3 Hours. Source it. Link it. Thank you.
> I guess WTC7 was designed the same way
I guess you are a troll?
> > ...You can see a huge ball of fire when one of the planes(?) hit. Guess what was that fireball? Well it must have been fuel no? Oops, so it didn't burn inside the building.
> That's maybe 50 gallons
and how did you arrive at that number?
> The thick black smoke which came from the building for about 1/2 hour is
> jet fuel burning badly, ie where there isn't enough oxygen.
right - which means burning at very low temperature. And the 'smoke' is, guess what? Unburnt fuel.
> After a
> while the smoke thins, the fuel/air ratio has become more favourable,
LMAO! The smoke thins because...there's nothing else to burn.
> carbon burns to carbon dioxide rather than carbon monoxide giving off
> more heat, and the temperature rises even more.
ha ha - how cute - see above.
> > So how is it that you "know a lot about metal"? Does your knowledge come from teh US military PSYOPS department?
> 10 years of designing alloys. Mostly for rocket engines. :)
Guess what? I don't believe a word you say =)
Also you are an expert on alloys who doesn't have a clue about the most basic laws of physics? Is that why you are ignoring the fact that huge steel structures do not magically collapse AS IF cut into pieces UNLESS they are cut into pieces, with bombs?

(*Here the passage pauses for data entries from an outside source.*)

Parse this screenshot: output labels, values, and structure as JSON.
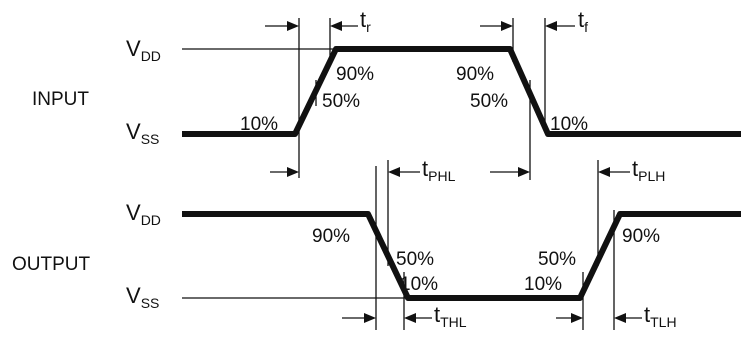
{
  "input": {
    "label": "INPUT",
    "vdd_main": "V",
    "vdd_sub": "DD",
    "vss_main": "V",
    "vss_sub": "SS",
    "p90_rise": "90%",
    "p50_rise": "50%",
    "p10_rise": "10%",
    "p90_fall": "90%",
    "p50_fall": "50%",
    "p10_fall": "10%"
  },
  "output": {
    "label": "OUTPUT",
    "vdd_main": "V",
    "vdd_sub": "DD",
    "vss_main": "V",
    "vss_sub": "SS",
    "p90_fall": "90%",
    "p50_fall": "50%",
    "p10_fall": "10%",
    "p50_rise": "50%",
    "p10_rise": "10%",
    "p90_rise": "90%"
  },
  "timing": {
    "tr_main": "t",
    "tr_sub": "r",
    "tf_main": "t",
    "tf_sub": "f",
    "tphl_main": "t",
    "tphl_sub": "PHL",
    "tplh_main": "t",
    "tplh_sub": "PLH",
    "tthl_main": "t",
    "tthl_sub": "THL",
    "ttlh_main": "t",
    "ttlh_sub": "TLH"
  }
}
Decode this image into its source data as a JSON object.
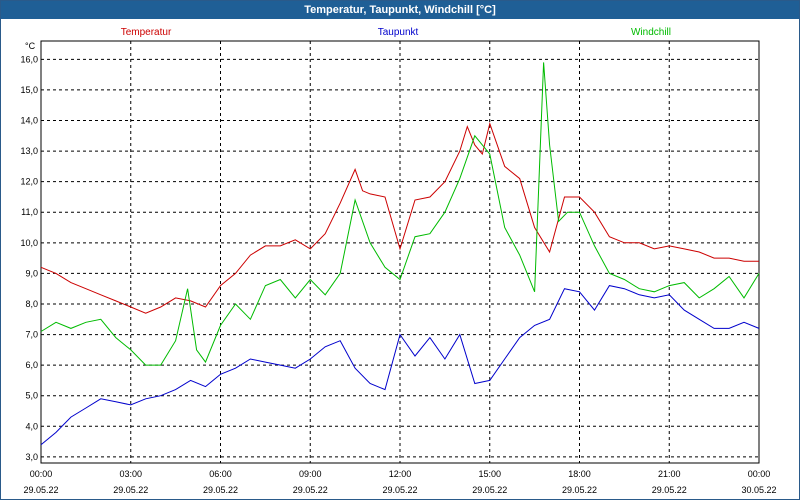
{
  "window": {
    "title": "Temperatur, Taupunkt, Windchill [°C]"
  },
  "chart_data": {
    "type": "line",
    "title": "Temperatur, Taupunkt, Windchill [°C]",
    "ylabel": "°C",
    "xlabel": "",
    "ylim": [
      2.8,
      16.6
    ],
    "xlim": [
      0,
      24
    ],
    "grid": true,
    "yticks": [
      "3,0",
      "4,0",
      "5,0",
      "6,0",
      "7,0",
      "8,0",
      "9,0",
      "10,0",
      "11,0",
      "12,0",
      "13,0",
      "14,0",
      "15,0",
      "16,0"
    ],
    "xticks": [
      {
        "time": "00:00",
        "date": "29.05.22"
      },
      {
        "time": "03:00",
        "date": "29.05.22"
      },
      {
        "time": "06:00",
        "date": "29.05.22"
      },
      {
        "time": "09:00",
        "date": "29.05.22"
      },
      {
        "time": "12:00",
        "date": "29.05.22"
      },
      {
        "time": "15:00",
        "date": "29.05.22"
      },
      {
        "time": "18:00",
        "date": "29.05.22"
      },
      {
        "time": "21:00",
        "date": "29.05.22"
      },
      {
        "time": "00:00",
        "date": "30.05.22"
      }
    ],
    "series": [
      {
        "name": "Temperatur",
        "color": "#cc0000",
        "x": [
          0,
          0.5,
          1,
          1.5,
          2,
          2.5,
          3,
          3.5,
          4,
          4.5,
          5,
          5.5,
          6,
          6.5,
          7,
          7.5,
          8,
          8.5,
          9,
          9.5,
          10,
          10.5,
          10.75,
          11,
          11.5,
          12,
          12.5,
          13,
          13.5,
          14,
          14.25,
          14.5,
          14.75,
          15,
          15.5,
          16,
          16.5,
          17,
          17.5,
          18,
          18.5,
          19,
          19.5,
          20,
          20.5,
          21,
          21.5,
          22,
          22.5,
          23,
          23.5,
          24
        ],
        "values": [
          9.2,
          9.0,
          8.7,
          8.5,
          8.3,
          8.1,
          7.9,
          7.7,
          7.9,
          8.2,
          8.1,
          7.9,
          8.6,
          9.0,
          9.6,
          9.9,
          9.9,
          10.1,
          9.8,
          10.3,
          11.3,
          12.4,
          11.7,
          11.6,
          11.5,
          9.8,
          11.4,
          11.5,
          12.0,
          13.0,
          13.8,
          13.2,
          12.9,
          13.9,
          12.5,
          12.1,
          10.5,
          9.7,
          11.5,
          11.5,
          11.0,
          10.2,
          10.0,
          10.0,
          9.8,
          9.9,
          9.8,
          9.7,
          9.5,
          9.5,
          9.4,
          9.4
        ]
      },
      {
        "name": "Taupunkt",
        "color": "#0000cc",
        "x": [
          0,
          0.5,
          1,
          1.5,
          2,
          2.5,
          3,
          3.5,
          4,
          4.5,
          5,
          5.5,
          6,
          6.5,
          7,
          7.5,
          8,
          8.5,
          9,
          9.5,
          10,
          10.5,
          11,
          11.5,
          12,
          12.5,
          13,
          13.5,
          14,
          14.5,
          15,
          15.5,
          16,
          16.5,
          17,
          17.5,
          18,
          18.5,
          19,
          19.5,
          20,
          20.5,
          21,
          21.5,
          22,
          22.5,
          23,
          23.5,
          24
        ],
        "values": [
          3.4,
          3.8,
          4.3,
          4.6,
          4.9,
          4.8,
          4.7,
          4.9,
          5.0,
          5.2,
          5.5,
          5.3,
          5.7,
          5.9,
          6.2,
          6.1,
          6.0,
          5.9,
          6.2,
          6.6,
          6.8,
          5.9,
          5.4,
          5.2,
          7.0,
          6.3,
          6.9,
          6.2,
          7.0,
          5.4,
          5.5,
          6.2,
          6.9,
          7.3,
          7.5,
          8.5,
          8.4,
          7.8,
          8.6,
          8.5,
          8.3,
          8.2,
          8.3,
          7.8,
          7.5,
          7.2,
          7.2,
          7.4,
          7.2
        ]
      },
      {
        "name": "Windchill",
        "color": "#00bb00",
        "x": [
          0,
          0.5,
          1,
          1.5,
          2,
          2.5,
          3,
          3.5,
          4,
          4.5,
          4.9,
          5.2,
          5.5,
          6,
          6.5,
          7,
          7.5,
          8,
          8.5,
          9,
          9.5,
          10,
          10.5,
          11,
          11.5,
          12,
          12.5,
          13,
          13.5,
          14,
          14.5,
          15,
          15.5,
          16,
          16.5,
          16.8,
          17,
          17.3,
          17.6,
          18,
          18.5,
          19,
          19.5,
          20,
          20.5,
          21,
          21.5,
          22,
          22.5,
          23,
          23.5,
          24
        ],
        "values": [
          7.1,
          7.4,
          7.2,
          7.4,
          7.5,
          6.9,
          6.5,
          6.0,
          6.0,
          6.8,
          8.5,
          6.5,
          6.1,
          7.3,
          8.0,
          7.5,
          8.6,
          8.8,
          8.2,
          8.8,
          8.3,
          9.0,
          11.4,
          10.0,
          9.2,
          8.8,
          10.2,
          10.3,
          11.0,
          12.1,
          13.5,
          12.9,
          10.5,
          9.6,
          8.4,
          15.9,
          13.2,
          10.7,
          11.0,
          11.0,
          9.9,
          9.0,
          8.8,
          8.5,
          8.4,
          8.6,
          8.7,
          8.2,
          8.5,
          8.9,
          8.2,
          9.0
        ]
      }
    ]
  }
}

> Plus a lot of explosion theory, analyses of several hundred actual
> unintended explosions, and occasionally actually blowing stuff up ...
> > you mean the thermal protection was 'shattered' im the 200 floors of the two towers? OR at best it may have been damaged in PARTS of a COUPLE of floors?
> The latter. The rest of the steelwork in the building was unaffected by
> the impact or the fire.
Well at least we agree on that basic fact. And so since MAYBE, ONLY PART of the insulation failed in A COUPLE of floors, then all the rest of the structure was undisturbed and had no reason to collapse.
> >> The steel never melted, nor did it come close to melting - but there was
> >> a lot of fuel, and the whole of two or so floors was on fire. That's a
> >> lot of heat in one place. The word "inferno" comes to mind.
> > so the whole building collapsed because a couple of floors burned.
> Yup. That's how it was designed, and that's what it did.
> Was the design crap? With hindsight, frankly, yes.
that, or it was blown up. Guess which one is the most likely theory?
Now, humour me. You've been a subscribed to the list for 16 years - but that doesn't mean that you are a 'crypto' anarchist, right? On the other hand, what does the fact that you parrot US military propaganda tell 'us' about your political views?